If that last paragraph left an odd taste in your mouth, keep in mind that this Grinch has The Dark Knight director Christopher Nolan at the helm. Like Knight, this new film has Nolan attempting to stamp his name upon another classic. Just replace “comics” with “classic children’s story” and you’re ready to roll.
This is another ambitious Christopher Nolan film with all the extraordinary special effects, catastrophe, and edginess of his recent releases. However, rather than casting A-list actors such as Leonardo DiCaprio or the late Heath Ledger as the leading man, Jim Carrey reprises his role as the Grinch.
Fans, of course, had their doubts about Ace Ventura starring in a Nolan film. Similarly, during the early hype that surrounded Knight, fans were worried about “pretty-boy” Ledger starring as the Joker. For a second time, fans will be met with a pleasant surprise. Carrey plays the Grinch like a man with nothing to lose, as opposed to a fuzzy, cantankerous grump, and the results are haunting.

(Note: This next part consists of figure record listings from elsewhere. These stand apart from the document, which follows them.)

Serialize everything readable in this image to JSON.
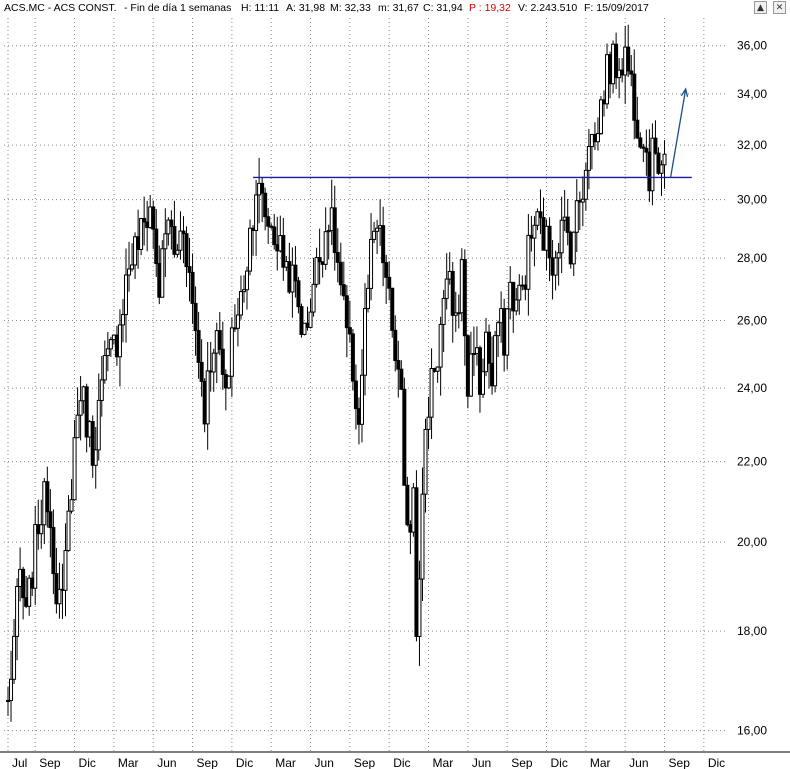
{
  "header": {
    "symbol": "ACS.MC - ACS CONST.",
    "period": "- Fin de día 1 semanas",
    "time": "H: 11:11",
    "open": "A: 31,98",
    "high": "M: 32,33",
    "low": "m: 31,67",
    "close": "C: 31,94",
    "per": "P : 19,32",
    "volume": "V: 2.243.510",
    "date": "F: 15/09/2017",
    "accent_color": "#d40000"
  },
  "window_buttons": {
    "scroll_up": "▲",
    "close": "✕"
  },
  "chart_data": {
    "type": "candlestick",
    "title": "ACS.MC - ACS CONST.",
    "frequency": "weekly",
    "y_scale": "log",
    "ylim": [
      15.6,
      37.2
    ],
    "y_ticks": [
      "16,00",
      "18,00",
      "20,00",
      "22,00",
      "24,00",
      "26,00",
      "28,00",
      "30,00",
      "32,00",
      "34,00",
      "36,00"
    ],
    "y_tick_values": [
      16,
      18,
      20,
      22,
      24,
      26,
      28,
      30,
      32,
      34,
      36
    ],
    "x_ticks": [
      "Jul",
      "Sep",
      "Dic",
      "Mar",
      "Jun",
      "Sep",
      "Dic",
      "Mar",
      "Jun",
      "Sep",
      "Dic",
      "Mar",
      "Jun",
      "Sep",
      "Dic",
      "Mar",
      "Jun",
      "Sep",
      "Dic"
    ],
    "x_tick_weeks": [
      0,
      9,
      22,
      35,
      48,
      61,
      74,
      87,
      100,
      113,
      126,
      139,
      152,
      165,
      178,
      191,
      204,
      217,
      230
    ],
    "total_weeks": 236,
    "grid": true,
    "price_keypoints": [
      [
        0,
        16.5
      ],
      [
        4,
        19.2
      ],
      [
        6,
        18.2
      ],
      [
        10,
        20.5
      ],
      [
        13,
        21.2
      ],
      [
        16,
        19.0
      ],
      [
        18,
        18.5
      ],
      [
        22,
        22.5
      ],
      [
        24,
        24.0
      ],
      [
        28,
        22.3
      ],
      [
        32,
        24.5
      ],
      [
        36,
        25.5
      ],
      [
        40,
        27.8
      ],
      [
        44,
        28.8
      ],
      [
        47,
        29.8
      ],
      [
        50,
        27.0
      ],
      [
        53,
        29.5
      ],
      [
        55,
        28.0
      ],
      [
        58,
        29.2
      ],
      [
        61,
        26.5
      ],
      [
        63,
        25.0
      ],
      [
        65,
        23.5
      ],
      [
        68,
        25.5
      ],
      [
        70,
        25.0
      ],
      [
        72,
        23.5
      ],
      [
        74,
        25.8
      ],
      [
        76,
        26.0
      ],
      [
        79,
        28.0
      ],
      [
        82,
        30.5
      ],
      [
        85,
        29.5
      ],
      [
        88,
        28.8
      ],
      [
        91,
        28.0
      ],
      [
        95,
        27.0
      ],
      [
        98,
        25.5
      ],
      [
        101,
        27.2
      ],
      [
        104,
        28.5
      ],
      [
        106,
        29.5
      ],
      [
        108,
        28.5
      ],
      [
        110,
        27.0
      ],
      [
        112,
        25.5
      ],
      [
        114,
        24.5
      ],
      [
        116,
        23.0
      ],
      [
        118,
        26.0
      ],
      [
        120,
        28.0
      ],
      [
        122,
        29.0
      ],
      [
        124,
        28.0
      ],
      [
        126,
        26.5
      ],
      [
        128,
        25.0
      ],
      [
        130,
        23.5
      ],
      [
        131,
        21.0
      ],
      [
        133,
        20.5
      ],
      [
        134,
        21.5
      ],
      [
        135,
        18.3
      ],
      [
        136,
        19.5
      ],
      [
        138,
        22.5
      ],
      [
        140,
        24.5
      ],
      [
        142,
        25.0
      ],
      [
        144,
        26.5
      ],
      [
        146,
        27.0
      ],
      [
        148,
        26.0
      ],
      [
        150,
        27.5
      ],
      [
        152,
        24.0
      ],
      [
        154,
        25.5
      ],
      [
        156,
        24.0
      ],
      [
        158,
        25.5
      ],
      [
        160,
        24.0
      ],
      [
        162,
        26.0
      ],
      [
        164,
        25.5
      ],
      [
        166,
        27.0
      ],
      [
        168,
        26.5
      ],
      [
        170,
        27.0
      ],
      [
        172,
        28.2
      ],
      [
        174,
        29.2
      ],
      [
        176,
        29.0
      ],
      [
        178,
        28.5
      ],
      [
        180,
        28.0
      ],
      [
        182,
        28.8
      ],
      [
        184,
        29.0
      ],
      [
        186,
        28.5
      ],
      [
        188,
        29.5
      ],
      [
        190,
        30.5
      ],
      [
        192,
        32.5
      ],
      [
        194,
        32.0
      ],
      [
        196,
        33.5
      ],
      [
        198,
        35.0
      ],
      [
        200,
        35.2
      ],
      [
        202,
        35.4
      ],
      [
        204,
        35.6
      ],
      [
        206,
        34.5
      ],
      [
        208,
        33.0
      ],
      [
        210,
        32.5
      ],
      [
        212,
        31.0
      ],
      [
        214,
        32.0
      ],
      [
        215,
        31.5
      ],
      [
        217,
        31.94
      ]
    ],
    "annotations": {
      "support_line": {
        "value": 30.8,
        "from_week": 81,
        "to_week": 226,
        "color": "#1a1aa0"
      },
      "arrow": {
        "from": [
          219,
          30.8
        ],
        "to": [
          224,
          34.2
        ],
        "color": "#1a4f8a"
      }
    },
    "colors": {
      "candle": "#000000",
      "grid": "#8a8a8a"
    }
  }
}
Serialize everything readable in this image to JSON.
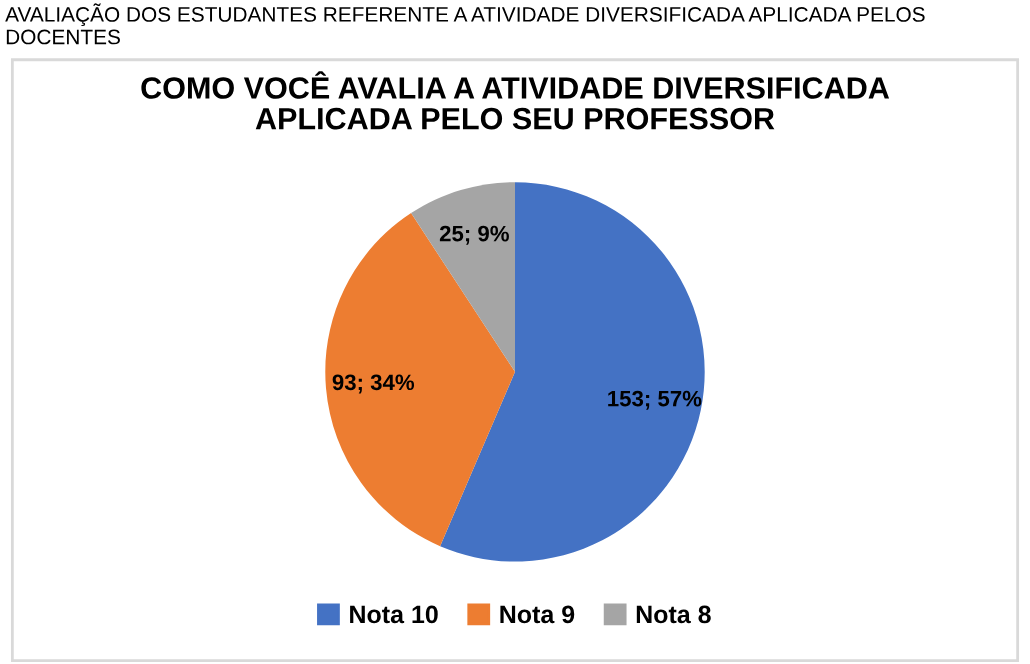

In the scene from which the movie takes its name, the Grinch is seen strolling down a dark ally, singing the song “Grandma Got Run Over By a Reindeer” to himself. Here, Cindy Lou Who (Michelle Williams), who is now a grown woman, has a surprise reunion with the Grinch.
He asks her to follow him through the horrors of a crime-devastated Whoville, in a ploy to convince Cindy that “there is no roast beast”. Being the strong Who woman she is, Cindy breaks from his influence, and is rescued from the mountaintops by Johnny Woo Who (Michael Caine), her beloved grandfather.
From there on, the movie tells the story of the Grinch devising more terrifying schemes to tear apart Whoville (taught by his last attempt that it takes more than stealing material items to decimate a town), and how the remaining Whos (including Cindy) that still possess Christmas cheer bring peace to Whoville before it’s too late.
Yet, even with all it has going for it, nothing works. All of it seems to be trying too hard, and the Nolan formula has run thin. The audience member needs to ask him or herself whether it is worth to pay for great acting and spectacular special effects, or for a movie that feels confident enough in itself that it doesn’t need to have everything.